Wenn Betriebliches Gesundtheismanagement funktionieren soll, kommt man – wen wundert’s – nicht umhin, es in der Unternehmenskultur zu verankern und auch in der Arbeitsplatzgestaltung sichtbar zu machen. Eine Experten-Runde erzählt mir in einem Interview über Hintergründe, Möglichkeiten und konkrete Ziele.

Interview

Gesundheit & Unternehmenskultur ist eine sehr knifflige Herausforderung, da die Kultur nur schwer & langsam verändert werden kann. Wie kann angesetzt & welches Ziel sollte verfolgt werden?

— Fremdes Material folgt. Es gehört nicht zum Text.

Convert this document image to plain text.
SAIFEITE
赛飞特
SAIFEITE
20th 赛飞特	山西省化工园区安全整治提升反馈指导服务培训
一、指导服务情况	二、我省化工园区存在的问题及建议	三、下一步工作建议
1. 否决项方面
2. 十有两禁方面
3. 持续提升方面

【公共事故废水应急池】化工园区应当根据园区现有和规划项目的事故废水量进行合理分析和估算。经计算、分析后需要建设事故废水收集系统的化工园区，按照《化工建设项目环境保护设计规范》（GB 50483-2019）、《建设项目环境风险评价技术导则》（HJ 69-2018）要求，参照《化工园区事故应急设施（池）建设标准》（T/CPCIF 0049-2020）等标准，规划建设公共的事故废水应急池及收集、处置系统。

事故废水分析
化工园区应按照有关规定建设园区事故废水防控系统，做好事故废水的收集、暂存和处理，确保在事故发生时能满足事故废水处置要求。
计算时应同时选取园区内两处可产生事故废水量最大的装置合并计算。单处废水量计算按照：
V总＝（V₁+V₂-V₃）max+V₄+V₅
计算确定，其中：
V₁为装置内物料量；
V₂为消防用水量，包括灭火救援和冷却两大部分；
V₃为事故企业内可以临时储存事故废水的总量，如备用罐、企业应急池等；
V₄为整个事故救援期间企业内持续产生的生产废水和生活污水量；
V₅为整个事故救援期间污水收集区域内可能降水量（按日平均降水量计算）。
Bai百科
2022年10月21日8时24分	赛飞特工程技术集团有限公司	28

Brigitta Giselbrecht (bGesundheitsmangagement): Unternehmenskultur ist so ähnlich wie der ausgetretene Pfad in einem Wald. Sie wirkt wie ein Kraftfeld auf das Verhalten der Mitarbeiter. Wenn man neu im Unternehmen ist, weiß man schnell wo es langgeht.
Man erstellt die Unternehmenskultur wie auch die Waldwege nicht, sondern sie entwickeln sich. In regelmäßigen Zeitabständen werden die Wege gewartet bzw. neu beschildert. Regelmäßig sollte überprüft werden, ob die gelebten Werte mit den erwünschten Werten des Unternehmens oder mit den Werten eines Konzerns noch übereinstimmen. Nur eine Masse kann eine Kultur lebendig machen. Das Ziel ist, einen Einklang, einen gemeinsamen Nenner zu finden.
Viele Unternehmen haben Leitbilder, Leitsätze und Verhaltenskodex, die einmal geschrieben und selten gelebt werden. Die Menschen sollten auf allen Hierarchiestufen bei der Erarbeitung solcher Wertesysteme eingebunden werden. Ansonsten kann eine Ablehnung entstehen. Je dynamischer ein Unternehmen ist und je mehr sich verändert, desto häufiger müssen diese Werte aktualisiert und an die neue Situation angepasst werden. Normalerweise ist das Wertesystem eines Menschen sehr stabil. Nicht so aber bei einem Unternehmen. Ein Unternehmen ist eine Vielfalt von Menschen. Und durch ständige Veränderungsprozesse ist es sehr dynamisch. Kultur ist nicht der Ausgangspunkt für Erfolg oder Misserfolg. Sie ist die Konsequenz.
Sollte ein Unternehmen nicht gesund sein, ist eine strukturelle Veränderung der Verhältnisse notwendig, um die Kultur gesünder zu machen. Im Rahmen eines betrieblichen Gesundheitsmanagements wird die Verbesserung der Verhältnisse erzielt.
Konkretes Beispiel: in einem Unternehmen herrscht eine raue Umgangsform mit wenig oder gar keiner Wertschätzung. Dann müssen die Belastungsschwerpunkte genauer (tätigkeitsgruppenspezifisch, abteilungsspezifisch, standortspezifisch oder hierarchiespezifisch) angeschaut werden. Danach wird an den Verhältnissen, Strukturen oder an den Abläufen verbessert. Vor allem die Führungskräfte müssen durch Schulung und Coaching gestärkt werden, damit sie ihrer Vorbildrolle gerecht werden und ihre Führungsrolle dem Wertesystem entsprechend verantworten können.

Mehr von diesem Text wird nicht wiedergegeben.